The draft isn’t the only rule seeking to encourage fair competition in the NFL. The $5 billion broadcasting rights are shared between each team. As well as ticket and merchandise revenues.
These measures work in maintaining a highly competitive competition. In the last ten years, there have been eight winners of the Superbowl. In that time only The New England Patriots have won more than once.
The NFL is a symbol of how a controlled market can work in creating fair competition. It’s a very different story across the pond.
The English Premier Leagues free market
The Premier League shows what can happen in a free market. Football doesn’t have a feeder system in the same way the NFL does. The richest clubs have the financial resources to pay the largest fees and the largest wages for the best players. Meaning they consistently perform better than smaller teams. Each team’s awarded prize money, depending on the position they finish in the league. The top team earns the most, the bottom team the least. Teams who feature regularly (the best teams) also earn more broadcasting revenue.
These measures mean financial resources dictate success. There have been six winners of the Premier League in the 27 seasons the competition has been running. The only way a poorer club can become successful in this market is through an injection of finances from an external investor.
The Premier Leagues model is the most equitable of Europe’s major leagues. It places some controls, for example, each team is awarded an equal share of certain payments.

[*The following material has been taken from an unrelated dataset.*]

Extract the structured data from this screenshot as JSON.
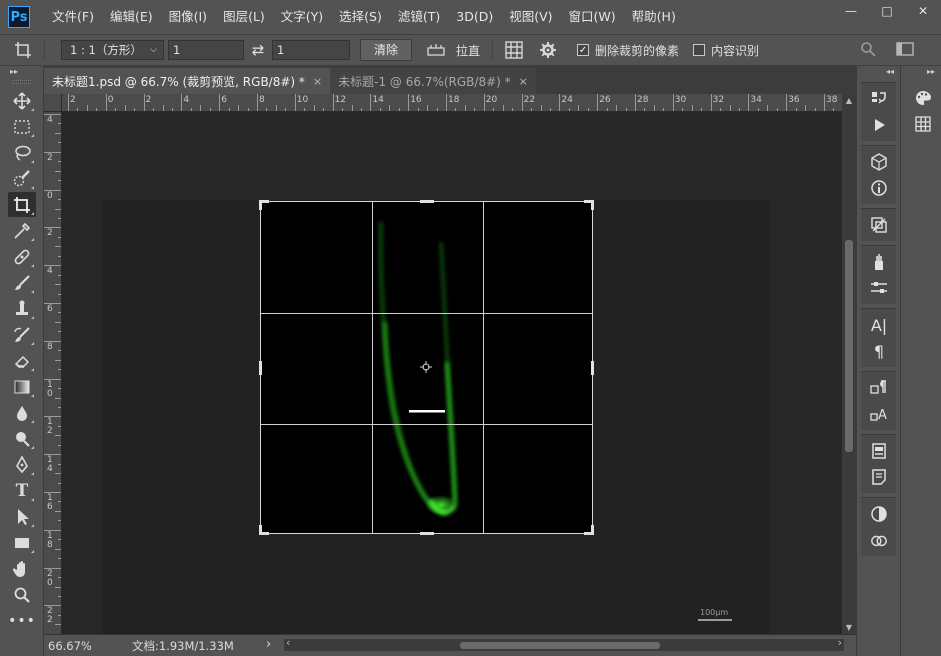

In an uncontrolled free market, the most powerful clubs could demand an unequal share of all revenue. There’s an argument the most successful teams attract the most interest. They’re responsible for generating the most income so equity discounts their value. If the wealthiest teams got their way the league would become even less competitive. With more wealth distributed into the hands of fewer clubs.
The success of the successful
The Premier Leagues model ensures success is afforded to a chosen few teams. The rest fight for the scraps.

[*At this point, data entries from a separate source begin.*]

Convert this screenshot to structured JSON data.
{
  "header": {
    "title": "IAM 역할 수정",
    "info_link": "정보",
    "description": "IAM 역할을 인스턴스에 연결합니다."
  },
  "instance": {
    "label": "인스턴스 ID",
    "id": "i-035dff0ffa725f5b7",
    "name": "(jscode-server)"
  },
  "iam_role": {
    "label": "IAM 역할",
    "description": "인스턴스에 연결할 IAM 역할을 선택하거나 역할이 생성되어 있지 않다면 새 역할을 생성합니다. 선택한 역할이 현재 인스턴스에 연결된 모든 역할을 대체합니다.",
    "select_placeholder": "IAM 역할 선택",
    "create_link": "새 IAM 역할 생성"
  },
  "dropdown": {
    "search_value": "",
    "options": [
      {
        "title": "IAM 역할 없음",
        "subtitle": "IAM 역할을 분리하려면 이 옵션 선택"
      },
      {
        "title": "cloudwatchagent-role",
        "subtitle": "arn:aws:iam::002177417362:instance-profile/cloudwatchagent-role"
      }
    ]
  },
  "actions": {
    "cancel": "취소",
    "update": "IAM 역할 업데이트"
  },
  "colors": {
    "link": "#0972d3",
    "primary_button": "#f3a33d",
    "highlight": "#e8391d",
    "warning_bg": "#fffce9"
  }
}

This model demonstrates how free markets create a positive feedback loop. The more successful a team is, the more money they earn, meaning the more likely they are to continue being successful. The opposite is the case for smaller teams. The less successful they are, the less money they earn, making it more likely they’ll remain unsuccessful.

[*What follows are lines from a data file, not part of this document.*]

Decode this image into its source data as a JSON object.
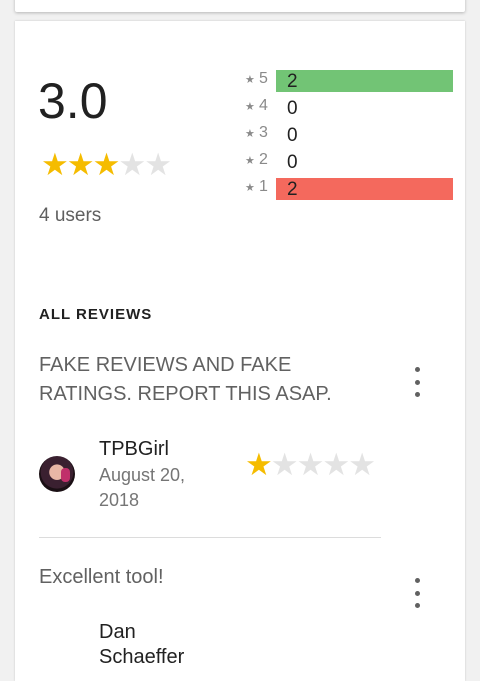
{
  "summary": {
    "average": "3.0",
    "stars_filled": 3,
    "stars_total": 5,
    "users": "4 users"
  },
  "histogram": [
    {
      "level": "5",
      "count": "2",
      "color": "#72c475",
      "fraction": 1.0
    },
    {
      "level": "4",
      "count": "0",
      "color": "#ffffff",
      "fraction": 0
    },
    {
      "level": "3",
      "count": "0",
      "color": "#ffffff",
      "fraction": 0
    },
    {
      "level": "2",
      "count": "0",
      "color": "#ffffff",
      "fraction": 0
    },
    {
      "level": "1",
      "count": "2",
      "color": "#f4695d",
      "fraction": 1.0
    }
  ],
  "reviews_section": {
    "title": "ALL REVIEWS"
  },
  "reviews": [
    {
      "text": "FAKE REVIEWS AND FAKE RATINGS. REPORT THIS ASAP.",
      "author": "TPBGirl",
      "date": "August 20, 2018",
      "rating": 1
    },
    {
      "text": "Excellent tool!",
      "author": "Dan Schaeffer"
    }
  ],
  "colors": {
    "star_filled": "#f5bc00",
    "star_empty": "#e3e3e3"
  },
  "icons": {
    "star": "★",
    "more": "more-vert-icon"
  }
}
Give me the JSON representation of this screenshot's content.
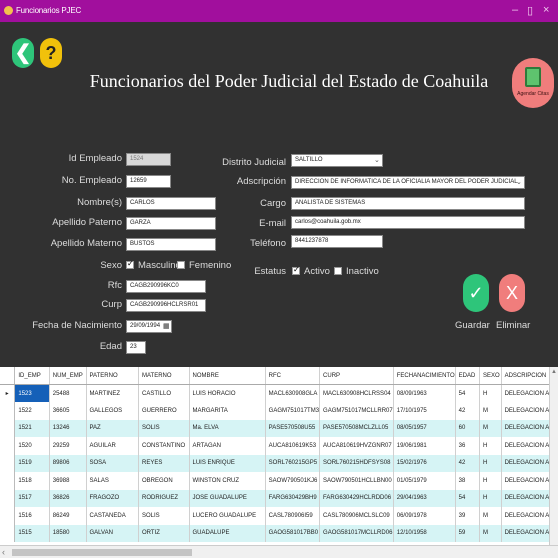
{
  "window": {
    "title": "Funcionarios PJEC",
    "min": "–",
    "max": "▯",
    "close": "×"
  },
  "header": {
    "back_glyph": "❮",
    "help_glyph": "?",
    "title": "Funcionarios del Poder Judicial del Estado de Coahuila",
    "badge_text": "Agendar Citas"
  },
  "form": {
    "id_empleado": {
      "label": "Id Empleado",
      "value": "1524"
    },
    "no_empleado": {
      "label": "No. Empleado",
      "value": "12659"
    },
    "nombre": {
      "label": "Nombre(s)",
      "value": "CARLOS"
    },
    "apellido_paterno": {
      "label": "Apellido Paterno",
      "value": "GARZA"
    },
    "apellido_materno": {
      "label": "Apellido Materno",
      "value": "BUSTOS"
    },
    "sexo": {
      "label": "Sexo",
      "opt1": "Masculino",
      "opt2": "Femenino"
    },
    "rfc": {
      "label": "Rfc",
      "value": "CAGB290996KC0"
    },
    "curp": {
      "label": "Curp",
      "value": "CAGB290996HCLRSR01"
    },
    "fecha_nac": {
      "label": "Fecha de Nacimiento",
      "value": "29/09/1994"
    },
    "edad": {
      "label": "Edad",
      "value": "23"
    },
    "distrito": {
      "label": "Distrito Judicial",
      "value": "SALTILLO"
    },
    "adscripcion": {
      "label": "Adscripción",
      "value": "DIRECCION DE INFORMATICA DE LA OFICIALIA MAYOR DEL PODER JUDICIAL"
    },
    "cargo": {
      "label": "Cargo",
      "value": "ANALISTA DE SISTEMAS"
    },
    "email": {
      "label": "E-mail",
      "value": "carlos@coahuila.gob.mx"
    },
    "telefono": {
      "label": "Teléfono",
      "value": "8441237878"
    },
    "estatus": {
      "label": "Estatus",
      "opt1": "Activo",
      "opt2": "Inactivo"
    }
  },
  "actions": {
    "save_glyph": "✓",
    "save_label": "Guardar",
    "delete_glyph": "X",
    "delete_label": "Eliminar"
  },
  "table": {
    "columns": [
      "ID_EMP",
      "NUM_EMP",
      "PATERNO",
      "MATERNO",
      "NOMBRE",
      "RFC",
      "CURP",
      "FECHANACIMIENTO",
      "EDAD",
      "SEXO",
      "ADSCRIPCION"
    ],
    "rows": [
      [
        "1523",
        "25488",
        "MARTINEZ",
        "CASTILLO",
        "LUIS HORACIO",
        "MACL630908GLA",
        "MACL630908HCLRSS04",
        "08/09/1963",
        "54",
        "H",
        "DELEGACION ACL"
      ],
      [
        "1522",
        "36605",
        "GALLEGOS",
        "GUERRERO",
        "MARGARITA",
        "GAGM751017TM3",
        "GAGM751017MCLLRR07",
        "17/10/1975",
        "42",
        "M",
        "DELEGACION ACL"
      ],
      [
        "1521",
        "13246",
        "PAZ",
        "SOLIS",
        "Ma. ELVA",
        "PASE570508U55",
        "PASE570508MCLZLL05",
        "08/05/1957",
        "60",
        "M",
        "DELEGACION ACL"
      ],
      [
        "1520",
        "29259",
        "AGUILAR",
        "CONSTANTINO",
        "ARTAGAN",
        "AUCA810619K53",
        "AUCA810619HVZGNR07",
        "19/06/1981",
        "36",
        "H",
        "DELEGACION ACL"
      ],
      [
        "1519",
        "89806",
        "SOSA",
        "REYES",
        "LUIS ENRIQUE",
        "SORL760215GP5",
        "SORL760215HDFSYS08",
        "15/02/1976",
        "42",
        "H",
        "DELEGACION ACL"
      ],
      [
        "1518",
        "36988",
        "SALAS",
        "OBREGON",
        "WINSTON CRUZ",
        "SAOW790501KJ6",
        "SAOW790501HCLLBN00",
        "01/05/1979",
        "38",
        "H",
        "DELEGACION ACL"
      ],
      [
        "1517",
        "36826",
        "FRAGOZO",
        "RODRIGUEZ",
        "JOSE GUADALUPE",
        "FARG630429BH9",
        "FARG630429HCLRDD06",
        "29/04/1963",
        "54",
        "H",
        "DELEGACION ACL"
      ],
      [
        "1516",
        "86249",
        "CASTANEDA",
        "SOLIS",
        "LUCERO GUADALUPE",
        "CASL780906I59",
        "CASL780906MCLSLC09",
        "06/09/1978",
        "39",
        "M",
        "DELEGACION ACL"
      ],
      [
        "1515",
        "18580",
        "GALVAN",
        "ORTIZ",
        "GUADALUPE",
        "GAOG581017BB0",
        "GAOG581017MCLLRD06",
        "12/10/1958",
        "59",
        "M",
        "DELEGACION ACL"
      ]
    ]
  },
  "colors": {
    "titlebar": "#a10f9d",
    "back": "#2ec57a",
    "help": "#f1c10b",
    "save": "#2ec57a",
    "delete": "#f07d7c",
    "selected_row": "#1560b8",
    "alt_row": "#d6f4f5"
  }
}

Using this analogy for business, the ‘winners’ always remain the same. The largest companies can destroy their competition because of the unfair advantage they have. They can undercut any competition by reducing prices. Independent producers simply can’t compete with multinationals on price.
Placing no controls on business reduces competition. Decreasing the number and increasing the size of companies in an industry. An example of this is retailers on the high street. High streets have become bleak, soulless places because they’re all variations of a theme. The independent retailer is a thing of the past.
America is a custodian of the power of a free uncontrolled market. This neoliberal mantra has become the dominant idealogy influencing the global economy.
The market requires balance
The difference between the NFL and Premier League shows the fewer controls placed on a market the less equal the market becomes.
The free market makes powerful companies more powerful. We’re fed the illusion of choice, but our choice is whether to buy from one large company or their competitor. Incredibly only ten companies own almost every large food and beverage brand in the world.
Free markets decrease competition and the winners always remain the same. If the market were a sport we would have all turned off long ago.
The dynamics of a free market mean industries become more controlled by fewer dominant companies as time goes on. What’s needed is more control to level the playing field.
If America continues embracing an uncontrolled market we may find ourselves with a handful of companies controlling everything. But maybe that was the goal of the free market all along.